Framework to simplify porting MiSTer (and other) cores to the MEGA65

GNU General Public License v3.0

35 stars 9 forks source link

Suggestion: Refactor the EAE (hardware multiplier and divider) #39

Open MJoergen opened 10 months ago

MJoergen commented 10 months ago

The refactoring will ultimately reduce the complex logic tree generated.

The idea is to use simpler (and slightly slower) algorithms, but reduce complexity (and maybe even synthesis time).

Currently, the EAE uses approx 1339 LUTs and 410 slices. This can probably be reduced by a factor of 5 or more.

Currently, a calculation takes 3 clock cycles. After refactoring I estimate a calculation to take around 7 clock cycles.

To accommodate the slower calculation, a CPU_WAIT_FOR_DATA signal should be added.

MJoergen commented 10 months ago

We might also want to include additional functions, e.g. square root. This can be done in around 7 clock cycles too. See this link for an implementation of the square root function: https://github.com/MJoergen/math/tree/master/fast_sqrt

MJoergen commented 10 months ago

Here is an implementation of the division algorithm: https://github.com/MJoergen/nexys4ddr/blob/master/offloader/Episodes/ep10_-_Fact/math/divmod.vhd

Note, all these optimized algorithms are expected to run at a much faster clock rate (> 200 MHz). This is possible because the bit shifting logic is very simple. As long as the fast clock is an integer multiple of the CPU clock, then there should be no Clock Domain Crossing issues.

sy2002 commented 10 months ago

@MJoergen Sounds like a good idea. We could do this in the "dev-V1.61" branch of QNICE, which is the "MiSTer2MEGA65" branch when time is ripe.

Instead of implementing a CPU_WAIT_FOR_DATA, we might also consider to use the busy flag in the EAE's CSR register, which was meant to signal to the Monitor's math library that the calculation is still runnning:

https://github.com/sy2002/QNICE-FPGA/blob/dev-V1.61/vhdl/EAE.vhd#L108C27-L108C27

The math library already has code that waits for the calculation to finish as shown here, for example:

https://github.com/sy2002/QNICE-FPGA/blob/master/monitor/math_library.asm#L19

We then would need to ensure, that our MiSTer2MEGA65 version of monitor.asm has NOT defined EAE_NO_WAIT:

https://github.com/sy2002/QNICE-FPGA/blob/master/monitor/monitor.asm#L4

So by going down this route, the refactoring would be rather seamless to the QNICE Monitor code.
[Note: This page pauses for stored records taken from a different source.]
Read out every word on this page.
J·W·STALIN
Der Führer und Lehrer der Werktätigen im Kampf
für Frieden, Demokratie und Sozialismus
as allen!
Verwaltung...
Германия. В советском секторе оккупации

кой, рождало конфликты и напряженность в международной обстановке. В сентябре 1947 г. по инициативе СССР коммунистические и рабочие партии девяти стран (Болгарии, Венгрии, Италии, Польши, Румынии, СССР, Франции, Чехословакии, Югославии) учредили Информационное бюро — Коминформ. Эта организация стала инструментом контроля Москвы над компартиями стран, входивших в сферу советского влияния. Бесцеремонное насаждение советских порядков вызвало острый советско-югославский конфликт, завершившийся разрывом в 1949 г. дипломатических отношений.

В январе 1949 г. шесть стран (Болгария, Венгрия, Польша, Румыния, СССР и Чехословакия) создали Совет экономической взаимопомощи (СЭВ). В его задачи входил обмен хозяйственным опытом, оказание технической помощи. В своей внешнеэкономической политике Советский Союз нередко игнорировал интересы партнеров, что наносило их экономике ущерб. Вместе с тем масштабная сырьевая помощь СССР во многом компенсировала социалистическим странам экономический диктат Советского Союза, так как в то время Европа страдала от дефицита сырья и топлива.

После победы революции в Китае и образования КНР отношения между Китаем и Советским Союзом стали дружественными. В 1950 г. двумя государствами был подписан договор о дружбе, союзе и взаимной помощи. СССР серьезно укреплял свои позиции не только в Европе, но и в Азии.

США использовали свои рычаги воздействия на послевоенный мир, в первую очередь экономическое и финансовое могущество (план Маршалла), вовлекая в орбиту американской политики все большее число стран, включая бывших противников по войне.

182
MJoergen commented 10 months ago

Interesting alternative. I had indeed forgotten about that "busy" status :-) However, I still prefer the CPU_WAIT_FOR_DATA approach.

My reasoning is as follows: The "check for busy" code in math_library.asm takes three CPU instructions (MOVE, AND, RBRA), for a total of circa 7 (?) clock cycles in each iteration. That approach seems optimal for "long" waits, i.e. if the hardware is MANY clock cycles in completing. If, however, we reach the target of 7 clock cycles for a single calculation then just stalling the CPU for this many clock cycles is "simpler". If nothing else, it saves three instructions in the firmware.

Plus, the stalling will only ever occur during the read from the EAE. Notice line 24: https://github.com/sy2002/QNICE-FPGA/blob/master/monitor/math_library.asm#L24C1-L24C1 This is a "useful" instruction taking place simultaneously with the calculation. Therefore, the subsequent read from EAE in the next line will stall for only circa 4 clock cycles.